XXV. Maschine zum Einölen der Wolle; von Tatham & Comp. in Rochdale (England).

Mit einer Abbildung auf Tab. II.

Zum Einölen der Wolle, welches theils durch Handarbeit, theils mit Apparaten und Maschinen geschieht, haben Tatham und Comp. kürzlich die in Figur 8 skizzirte Maschine erbaut, welche diese Arbeit in sehr einfacher und wirksamer Weise verrichtet.

Nach dem ersten Wolfen wird die Wolle auf das Zuführtuch L eines zweiten Wolfes gebracht, vor dessen Einziehwalzen die Oelvorrichtung der Art angebracht ist, daß die Wolle unter ihr durchgehen muß. Der Apparat besteht aus einer Walze R von der Breite des Lattentuches, welche theilweise in einen Trog D mit Oel eingetaucht ist, und einer Bürstenwalze B, deren Borsten fest gegen die in der Richtung des Pfeiles rotirende Walze R drücken. Die Walze R nimmt Oel aus dem Troge D mit sich empor, welches von den rasch darüber wegstreichenden Borsten der Walze B weggewischt und mit beträchtlicher Kraft, in sehr fein vertheiltem Zustande, einem Nebel ähnlich, auf die darunter durchgehende Wolle herabgespritzt wird. Die Tropfen sind so fein, daß man sie kaum mit dem Auge wahrnimmt, fallen aber doch mit hinreichender Kraft, um die darunter weggehende Wollmasse zu durchdringen. Da verschiedene Wollsorten verschiedene Oelmengen bedürfen, so ist für eine Regulirung derselben |94| dadurch gesorgt, daß durch Wechselräder die Walze R mit geringerer oder größerer Geschwindigkeit getrieben werden kann. Ein Deckel G verhindert alles unbeabsichtigte Wegspritzen des Oeles von der Bürstenwalze B.
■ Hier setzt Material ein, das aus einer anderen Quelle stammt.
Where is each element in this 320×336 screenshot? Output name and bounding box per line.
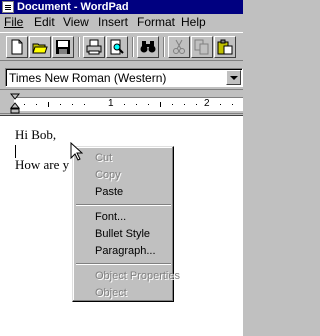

Um den Trog D stets mit Oel gefüllt zu halten, dient eine kleine Centrifugalpumpe A, welche von der Maschine getrieben wird. Eine Röhre C führt dieser Pumpe das Oel aus dem Behälter zu, der an irgend einem passenden Orte des Arbeitssaales aufgestellt ist, während durch ein Abführrohr E das zu viel zugeführte Oel wieder in den Behälter zurückfließt.
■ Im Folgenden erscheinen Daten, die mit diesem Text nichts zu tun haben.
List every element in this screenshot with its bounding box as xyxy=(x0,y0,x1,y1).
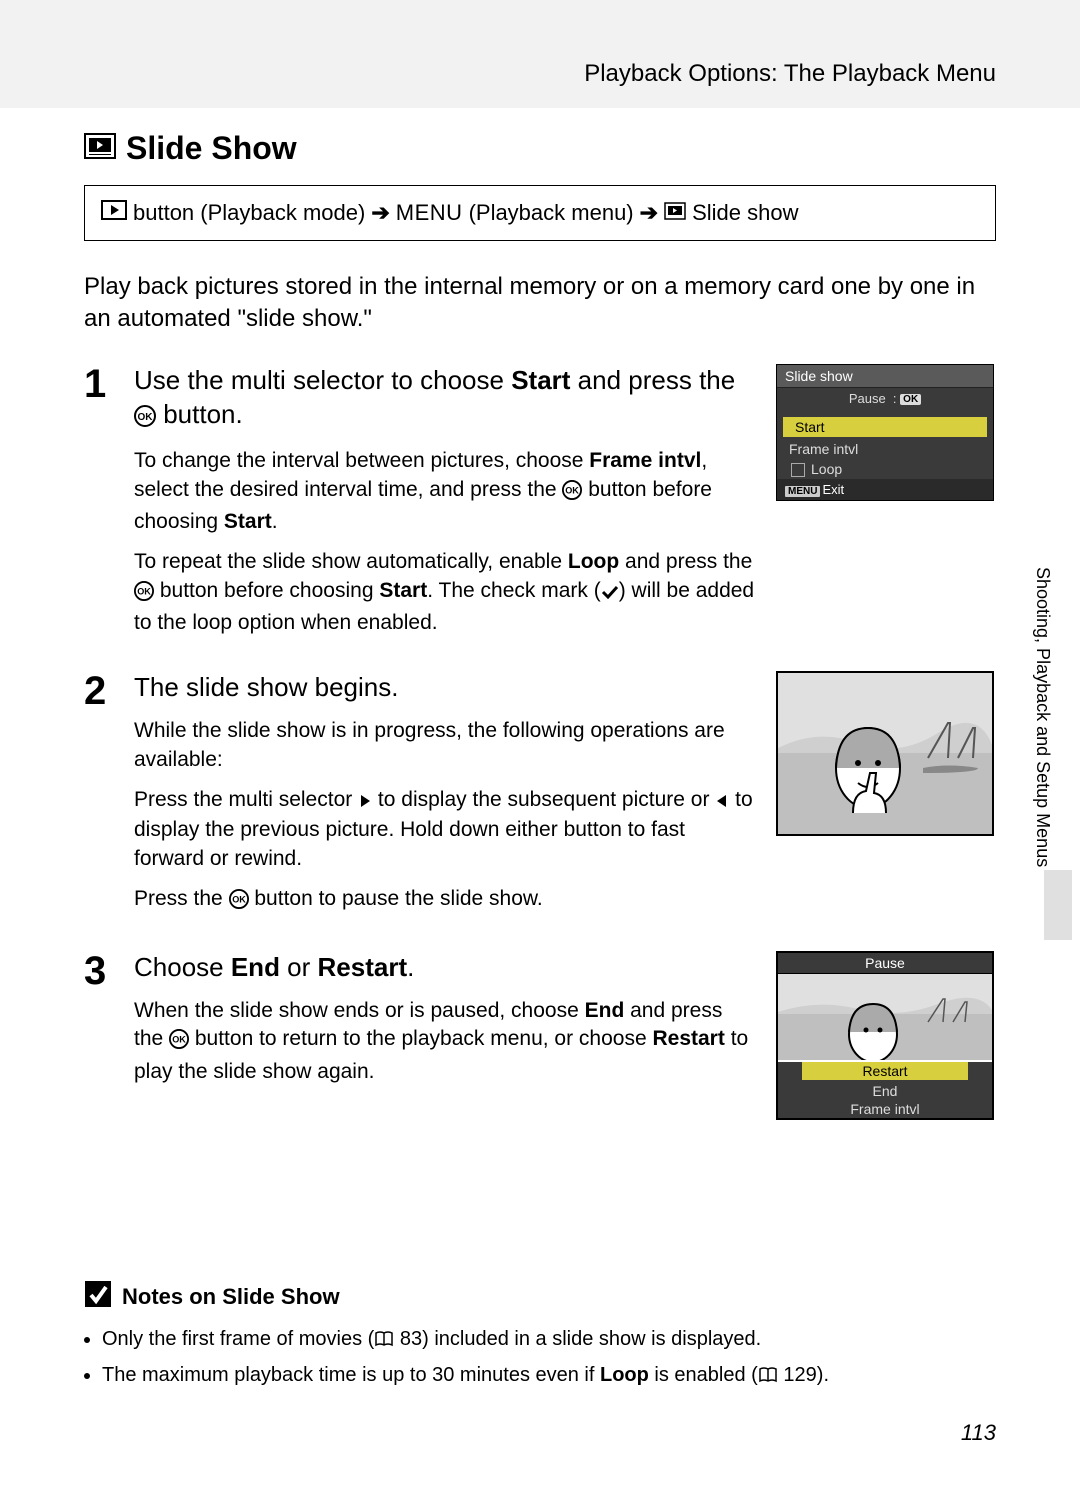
nav-path: button (Playback mode) ➔ MENU (Playback … xyxy=(84,185,996,241)
page-breadcrumb: Playback Options: The Playback Menu xyxy=(84,60,996,88)
nav-path-text-3: Slide show xyxy=(692,200,798,226)
checkmark-icon xyxy=(601,579,619,607)
step-paragraph: Press the multi selector to display the … xyxy=(134,786,756,873)
arrow-icon: ➔ xyxy=(640,200,658,226)
step-1: 1 Use the multi selector to choose Start… xyxy=(84,364,996,650)
intro-text: Play back pictures stored in the interna… xyxy=(84,271,996,336)
side-tab-marker xyxy=(1044,870,1072,940)
page-number: 113 xyxy=(961,1420,996,1446)
step-paragraph: When the slide show ends or is paused, c… xyxy=(134,997,756,1086)
svg-text:OK: OK xyxy=(138,412,154,423)
side-tab: Shooting, Playback and Setup Menus xyxy=(1030,555,1054,879)
svg-text:OK: OK xyxy=(137,586,151,596)
book-ref-icon xyxy=(758,1362,778,1392)
pause-opt-end: End xyxy=(778,1082,992,1100)
pause-title: Pause xyxy=(778,953,992,974)
pause-opt-frameintvl: Frame intvl xyxy=(778,1100,992,1118)
menu-word: MENU xyxy=(396,200,463,226)
step-heading: Choose End or Restart. xyxy=(134,951,756,985)
slideshow-header-icon xyxy=(84,130,116,167)
ok-button-icon: OK xyxy=(134,581,154,609)
step-heading: Use the multi selector to choose Start a… xyxy=(134,364,756,436)
svg-text:OK: OK xyxy=(172,1035,186,1045)
notes-section: Notes on Slide Show Only the first frame… xyxy=(84,1280,996,1396)
arrow-icon: ➔ xyxy=(371,200,389,226)
sample-photo-illustration xyxy=(776,671,994,836)
page-title-text: Slide Show xyxy=(126,130,297,167)
note-item: The maximum playback time is up to 30 mi… xyxy=(102,1360,996,1392)
step-number: 1 xyxy=(84,364,116,650)
right-triangle-icon xyxy=(358,788,372,816)
page-title: Slide Show xyxy=(84,130,996,167)
ok-button-icon: OK xyxy=(134,402,156,436)
cam-pause-row: Pause : OK xyxy=(777,388,993,409)
cam-item-frameintvl: Frame intvl xyxy=(777,439,993,459)
step-number: 3 xyxy=(84,951,116,1120)
playback-button-icon xyxy=(101,200,127,226)
step-number: 2 xyxy=(84,671,116,929)
note-item: Only the first frame of movies ( 83) inc… xyxy=(102,1324,996,1356)
caution-icon xyxy=(84,1280,112,1314)
cam-item-loop: Loop xyxy=(777,459,993,479)
left-triangle-icon xyxy=(715,788,729,816)
ok-button-icon: OK xyxy=(169,1029,189,1057)
camera-screen-slideshow: Slide show Pause : OK Start Frame intvl … xyxy=(776,364,994,501)
step-3: 3 Choose End or Restart. When the slide … xyxy=(84,951,996,1120)
step-paragraph: Press the OK button to pause the slide s… xyxy=(134,885,756,917)
cam-item-start: Start xyxy=(783,417,987,437)
slideshow-small-icon xyxy=(664,200,686,226)
ok-button-icon: OK xyxy=(229,889,249,917)
svg-text:OK: OK xyxy=(232,895,246,905)
step-2: 2 The slide show begins. While the slide… xyxy=(84,671,996,929)
step-paragraph: While the slide show is in progress, the… xyxy=(134,717,756,774)
nav-path-text-1: button (Playback mode) xyxy=(133,200,365,226)
notes-heading: Notes on Slide Show xyxy=(84,1280,996,1314)
cam-exit-row: MENUExit xyxy=(777,479,993,500)
nav-path-text-2: (Playback menu) xyxy=(469,200,634,226)
step-heading: The slide show begins. xyxy=(134,671,756,705)
book-ref-icon xyxy=(374,1326,394,1356)
cam-title: Slide show xyxy=(777,365,993,388)
ok-button-icon: OK xyxy=(562,480,582,508)
camera-screen-pause: Pause Restart End xyxy=(776,951,994,1120)
pause-opt-restart: Restart xyxy=(802,1062,968,1080)
svg-text:OK: OK xyxy=(566,485,580,495)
Nachdem die Wolle den Einölungswolf passirt hat, ist sie fertig zum Krempeln. Man sieht leicht, daß der beschriebene Apparat durch die große Regelmäßigkeit der Oelvertheilung, durch Vermeidung alles Verspritzens auf die Diele etc. eine beträchtliche Oelersparniß gewähren muß. (Mechanics' Magazine, Mai 1871, S. 369; Zeitschrift des Vereines der Wollinteressenten, 1871 S. 285.